Last Friday, The Vanderbilt Hustler published a column by student Katie Des Prez which questioned FIRE’s assessment of the Vanderbilt Community Creed as well as the school’s sexual harassment policies. FIRE’s own Samantha Harris penned a response for The Torch to explain the chilling effect of Vanderbilt’s red-light policies, and called on Vanderbilt to uphold its own promises of free speech on campus.

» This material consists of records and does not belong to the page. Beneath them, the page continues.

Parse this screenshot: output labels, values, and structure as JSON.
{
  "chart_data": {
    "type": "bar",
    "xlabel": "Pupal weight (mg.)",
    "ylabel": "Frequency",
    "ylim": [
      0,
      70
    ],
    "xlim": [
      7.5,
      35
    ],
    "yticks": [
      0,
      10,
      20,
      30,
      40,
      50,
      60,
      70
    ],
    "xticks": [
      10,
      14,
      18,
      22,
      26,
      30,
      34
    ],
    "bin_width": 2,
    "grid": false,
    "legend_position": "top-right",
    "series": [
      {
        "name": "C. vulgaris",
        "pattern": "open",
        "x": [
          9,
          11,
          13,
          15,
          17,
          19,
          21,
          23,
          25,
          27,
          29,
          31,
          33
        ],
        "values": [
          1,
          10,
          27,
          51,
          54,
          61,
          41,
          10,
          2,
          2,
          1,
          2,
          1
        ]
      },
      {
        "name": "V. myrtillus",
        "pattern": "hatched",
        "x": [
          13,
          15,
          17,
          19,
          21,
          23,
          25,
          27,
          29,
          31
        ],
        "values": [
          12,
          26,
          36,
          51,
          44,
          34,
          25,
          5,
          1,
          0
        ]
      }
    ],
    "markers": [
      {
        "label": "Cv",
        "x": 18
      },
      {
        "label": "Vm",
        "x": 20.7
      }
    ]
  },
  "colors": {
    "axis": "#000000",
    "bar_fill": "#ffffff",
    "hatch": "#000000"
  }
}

Kenny Tan, a Vanderbilt freshman and CFN member who organized Adam’s recent campus speech, also submitted a letter to the editor of the Hustler this week in response to Des Prez, using quotes from Sam’s blog:
Harris offers the example of federal magistrate judge Wayne Brazil. Brazil "ordered San Francisco State University to stop enforcing the California State University system’s civility policy because it unconstitutionally impeded the open exchange of ideas." In this case, Brazil stated that "mandating civility could deprive speakers of the tools they most need to connect emotionally with their audience, to move their audience to share their passion" and doing so also prohibits "the kind of communication that it is necessary to use to convey the full emotional power with which a speaker embraces her ideas or the intensity and richness of the feelings that attach her to her cause."
Kenny’s letter is a powerful reminder to the Vanderbilt community that its vague and overbroad policies prevent it from having a true marketplace of ideas on campus.